Instead, it’s exactly what it claims to be: Black Stories told by black men; told by black women at a time when the black story has grown ever more prevalent in the public eye, if only in the wake of tragedy.
‘None of my feelings are singular. Many feel the way I feel. I can’t articulate the way I’m feeling about anything. What I find myself doing is lashing out, being angry, because I am at everything. There are times where I feel like many in my life don’t understand how I feel, so I don’t express it. Sometimes I’m afraid my feelings aren’t valid, or am I afraid of saying what I want to say? I think that’s what it is a lot of the time. None of my feelings are singular…. I wake up to another black man dead; another white woman talking out the side of her fucking mouth. Feed after feed after feed, I can’t unsee it…. I should be grateful. I’m blessed. But I’m pissed off. Anxiety pumping my heart so hard. I lay down in bed feeling the tears burn my eyes, and what do I do? I breathe heavy, grunting to myself, heartbeat on full blast. Not to release, but to hold them in: the tears. Well, fuck that, and fuck this. Release.’

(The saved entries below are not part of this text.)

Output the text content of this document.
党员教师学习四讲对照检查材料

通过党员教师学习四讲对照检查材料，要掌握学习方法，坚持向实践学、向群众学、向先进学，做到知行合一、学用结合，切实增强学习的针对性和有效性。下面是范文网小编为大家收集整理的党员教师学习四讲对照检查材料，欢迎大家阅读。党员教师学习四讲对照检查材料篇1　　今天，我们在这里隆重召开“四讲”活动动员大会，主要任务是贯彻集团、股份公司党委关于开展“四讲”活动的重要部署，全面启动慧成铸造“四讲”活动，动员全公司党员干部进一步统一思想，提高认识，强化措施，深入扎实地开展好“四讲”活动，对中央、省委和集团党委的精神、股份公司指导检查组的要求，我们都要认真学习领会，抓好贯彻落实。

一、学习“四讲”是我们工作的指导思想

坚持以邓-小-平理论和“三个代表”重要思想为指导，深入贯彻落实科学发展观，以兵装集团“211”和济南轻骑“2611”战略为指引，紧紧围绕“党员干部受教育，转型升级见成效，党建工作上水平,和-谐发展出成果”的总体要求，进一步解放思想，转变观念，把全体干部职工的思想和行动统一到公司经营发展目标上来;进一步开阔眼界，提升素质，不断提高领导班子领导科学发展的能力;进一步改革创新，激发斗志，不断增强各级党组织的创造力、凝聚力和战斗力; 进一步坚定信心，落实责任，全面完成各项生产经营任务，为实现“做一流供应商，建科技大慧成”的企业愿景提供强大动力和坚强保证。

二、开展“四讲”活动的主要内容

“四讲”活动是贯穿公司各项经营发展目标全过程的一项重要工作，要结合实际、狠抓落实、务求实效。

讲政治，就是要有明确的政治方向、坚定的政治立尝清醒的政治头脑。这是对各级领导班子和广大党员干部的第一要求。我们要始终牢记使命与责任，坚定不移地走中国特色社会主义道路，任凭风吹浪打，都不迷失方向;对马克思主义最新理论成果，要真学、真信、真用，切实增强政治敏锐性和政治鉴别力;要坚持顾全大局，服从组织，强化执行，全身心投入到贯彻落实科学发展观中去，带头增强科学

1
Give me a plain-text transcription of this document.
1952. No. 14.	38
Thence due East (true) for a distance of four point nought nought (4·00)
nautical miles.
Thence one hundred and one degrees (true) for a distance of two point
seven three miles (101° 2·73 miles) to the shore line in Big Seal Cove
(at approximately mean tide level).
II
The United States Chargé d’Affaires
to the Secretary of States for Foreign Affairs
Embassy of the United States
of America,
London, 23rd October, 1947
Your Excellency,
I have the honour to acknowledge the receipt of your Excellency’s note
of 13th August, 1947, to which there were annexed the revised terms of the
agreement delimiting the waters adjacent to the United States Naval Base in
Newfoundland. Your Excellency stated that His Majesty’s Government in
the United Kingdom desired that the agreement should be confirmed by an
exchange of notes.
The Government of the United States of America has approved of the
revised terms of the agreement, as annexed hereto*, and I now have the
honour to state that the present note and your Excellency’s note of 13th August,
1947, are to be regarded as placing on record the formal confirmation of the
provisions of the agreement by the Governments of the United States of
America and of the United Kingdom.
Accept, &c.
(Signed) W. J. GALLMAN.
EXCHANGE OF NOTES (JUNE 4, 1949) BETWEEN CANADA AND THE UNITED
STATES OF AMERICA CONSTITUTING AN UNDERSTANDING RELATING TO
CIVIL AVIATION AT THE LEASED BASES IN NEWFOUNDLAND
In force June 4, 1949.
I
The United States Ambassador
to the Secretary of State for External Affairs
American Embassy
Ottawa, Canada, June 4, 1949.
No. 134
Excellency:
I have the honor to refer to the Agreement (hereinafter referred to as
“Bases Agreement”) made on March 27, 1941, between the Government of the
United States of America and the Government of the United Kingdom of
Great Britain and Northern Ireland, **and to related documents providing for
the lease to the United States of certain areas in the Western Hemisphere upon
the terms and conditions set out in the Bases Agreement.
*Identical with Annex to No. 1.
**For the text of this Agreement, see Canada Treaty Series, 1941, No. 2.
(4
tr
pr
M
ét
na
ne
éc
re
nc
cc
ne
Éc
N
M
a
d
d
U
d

The spoken word, stream of consciousness, Singular Interlude again drives emotion, introspection, and thoughtful insight into the black story, tapping rap’s very roots to shine a light on one of the most triumphant creative evolutions in all of modern art. And again, at the hands of another powerful black female, the embedding of social statement and poetry into the surrounding dialects of music, highlights the Black Stories being told with nothing if not well-roundedness and honesty.
Heading into the EP’s second half, the same sentiments unearthed, sampled, rapped, and sung, continue to paint a vivid picture of modern blackness in Chicago, in America, in the world. And doing so through black art only makes the color of it all more vivacious and immersive for a listener.
‘The news ain’t the news no more. Barely got a choice to choose no more. I don’t wanna watch the news no more. I don’t wanna get confused no more…. You don’t gotta bling my noose no more. Please, let him breathe.’ (News?)
‘Blood, sweat, and tears, baby, 400 years. No cap, put that on my kids. Pay me my dues, give me my ends. Lucky I ain’t checking for revenge, mothafucka.’ (Blood Sweat Tears)
Alongside the classic feel of such powerful words coming from the muddled hook of a megaphone, Blood Sweat Tears also carries with it one of this year’s most keynote music videos. Emblazoned in black & white with only the colors of the American flag shining through into livelihood, Elton Aura, backed by live musicians, enacting brash moments of black pain and triumph, brings to visual life the bold directionalism of Black Stories at large.
And in that video – throughout Black Stories – a moment bleeds black, not only capturing the renaissance of socially motivated art in the wake of such widespread, global racial reckoning, but also capturing the pain endured by the black community through myriad past efforts of a similar cut, begging for this to be the moment – this to be the art – that finally ends the need for its existence as a message of what is, and rather as a reminder of what was.